In early August, the FBI searched Trump's Mar-a-Lago mansion in Palm Beach, Florida. The FBI confiscated several sets of documents classified as top secret. Since Trump is said to have kept the documents in his private estate after his term in office, he may have broken the law. This is now being investigated. Trump criticized the actions of the authorities as politically motivated. The Republican was president from 2017 to 2021, he could run for a second term.

During the search, emergency services confiscated numerous boxes with more than a hundred confidential documents, some of which were subject to the highest levels of secrecy, as the ministry now wrote. This raises "serious doubts" about an affidavit signed by a Trump attorney in early June. It said, among other things, that the boxes brought from the White House to Florida had been thoroughly checked and that all sealed documents had been returned.

They found what they were looking for not only in the storage room in Mar-a-Lago, but also in Trump's office there. Three of the confidential documents were discovered in the desks. Included in the ministry's court document was a photograph of material said to have been seized at Mar-a-Lago. It shows several folders scattered on the floor, at least five marked "Top Secret" and one marked "Secret".

The search had caused a stir. Trump repeatedly described the action against him as a "witch hunt". Investigators searching the home of a former president is considered unprecedented in US history. Congressional elections are due in early November, in which the Republicans hope, among other things, to regain a majority in both chambers. Trump has also been fueling speculation for weeks that he could soon announce a bid for the next presidential election in November 2024.

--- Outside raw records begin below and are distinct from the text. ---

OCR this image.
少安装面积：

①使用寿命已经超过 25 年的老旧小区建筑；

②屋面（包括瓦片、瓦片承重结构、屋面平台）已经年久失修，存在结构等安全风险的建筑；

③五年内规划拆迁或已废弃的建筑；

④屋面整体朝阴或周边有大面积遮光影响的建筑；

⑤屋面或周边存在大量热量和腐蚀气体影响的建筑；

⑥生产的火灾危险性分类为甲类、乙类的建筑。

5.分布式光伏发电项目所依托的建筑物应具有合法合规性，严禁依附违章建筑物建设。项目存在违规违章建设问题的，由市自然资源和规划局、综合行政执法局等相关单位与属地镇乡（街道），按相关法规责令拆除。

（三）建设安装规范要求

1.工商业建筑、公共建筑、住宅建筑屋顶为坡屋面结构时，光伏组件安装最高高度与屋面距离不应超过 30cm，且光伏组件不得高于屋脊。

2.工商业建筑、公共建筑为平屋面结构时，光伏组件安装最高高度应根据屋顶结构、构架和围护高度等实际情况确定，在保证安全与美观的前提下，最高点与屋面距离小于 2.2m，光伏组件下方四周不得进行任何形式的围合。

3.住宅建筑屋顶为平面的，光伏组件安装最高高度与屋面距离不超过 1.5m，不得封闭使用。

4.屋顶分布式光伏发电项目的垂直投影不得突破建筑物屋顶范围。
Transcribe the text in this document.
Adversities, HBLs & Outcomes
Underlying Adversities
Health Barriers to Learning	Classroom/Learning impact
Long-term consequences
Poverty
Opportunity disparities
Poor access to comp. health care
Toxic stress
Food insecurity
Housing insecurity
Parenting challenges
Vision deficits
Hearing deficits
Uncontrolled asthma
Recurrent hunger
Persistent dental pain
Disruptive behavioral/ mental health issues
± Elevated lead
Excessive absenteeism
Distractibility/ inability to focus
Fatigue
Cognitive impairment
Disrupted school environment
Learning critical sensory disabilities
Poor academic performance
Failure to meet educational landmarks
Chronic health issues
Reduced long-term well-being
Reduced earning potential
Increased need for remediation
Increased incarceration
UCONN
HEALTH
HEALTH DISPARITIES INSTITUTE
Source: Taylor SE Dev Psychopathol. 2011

Last week, Trump asked a Florida court to appoint a special representative to review the documents seized during the search. His defense attorneys argue, among other things, that these documents are protected by the executive privilege of the US President. This is the President's prerogative to keep secret certain information, such as communications with his own government officials.

"Improper storage of highly sensitive material"

Judge Aileen Cannon announced her preliminary intention to appoint a special master on Saturday. She was appointed a judge by Trump during his presidency in 2020.

In the court document now filed against Trump's request, the Justice Department argued that Trump, as a former president, no longer has the right to the documents because they "do not belong to him" but are the property of the government. Since Trump's lawyers only submitted the application around two weeks after the search, a filter team set up by the authority has already finished its work.

In addition to the criminal investigation, the appointment of a special representative would also hamper the work of the US secret services. They are currently examining whether the "improper storage of this highly sensitive material" poses a risk to national security.

The FBI had previously checked 15 other boxes of documents in May that the National Archives had retrieved from Mar-a-Lago months earlier. The officials found 184 confidential documents of different classification levels. That same month, the department, through a grand jury order, recovered all remaining government records in Trump's possession.

His team then gave the FBI a further 38 confidential documents, including 17 marked "top secret". The search in August was carried out after there were several indications that, despite the assurances, further classified material remained in Mar-a-Lago, the ministry continued.